Литмир - Электронная Библиотека

— Вовремя мы остановились, Петр Андреевич — продвинься дальше, то ляхи бы подобного не потерпели, как и император Карл. Недаром один умный человек сказал, что политика есть умение достичь компромисса. А так выжали из ситуации максимально возможное.

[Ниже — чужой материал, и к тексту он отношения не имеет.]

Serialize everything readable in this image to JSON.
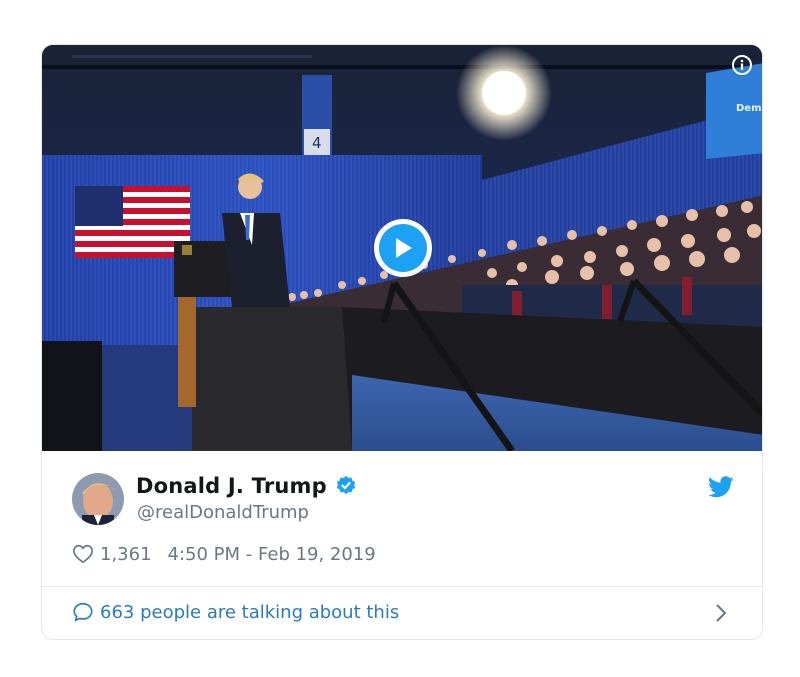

— Не все, государь, но следующее возьмем, как только начнется война с османами. А наше столкновение с турками неизбежно произойдет, и тогда мы наводним Подолию своими войсками. И учти, Алексей Петрович — если ляхи не будут воевать с нами супротив турок, то неизбежно начнут уже войну с нами — слишком велики их потери. Почитай, три четверти литовских земель потеряли, почти треть правобережной Украины. А попробуй мы Подолией овладеть — то потеряли бы все, что заняли. Вовремя остановились, я прямо чувствовал, что ляхи с убытком литвинов еще согласятся, пусть скрипя зубами, а вот если мы им значительный ущерб нанесем, дойдем до Волыни, то беда большая произойти может. И когда король Ливонии мне о том прямо сказал, то принял его предложение — писать тебе, государь, поздно было, путь для гонца долог. Да и вице-канцлер Шенборн посоветовал умерить притязания — и так, мол, многовато взяли. Но согласился, когда я ему сказал, что мы поддержим императора в войне против османов, и тем заменим поляков как союзники. Граф долго думал, но карту все же подписал, хотя по морде было видно, что зело недоволен.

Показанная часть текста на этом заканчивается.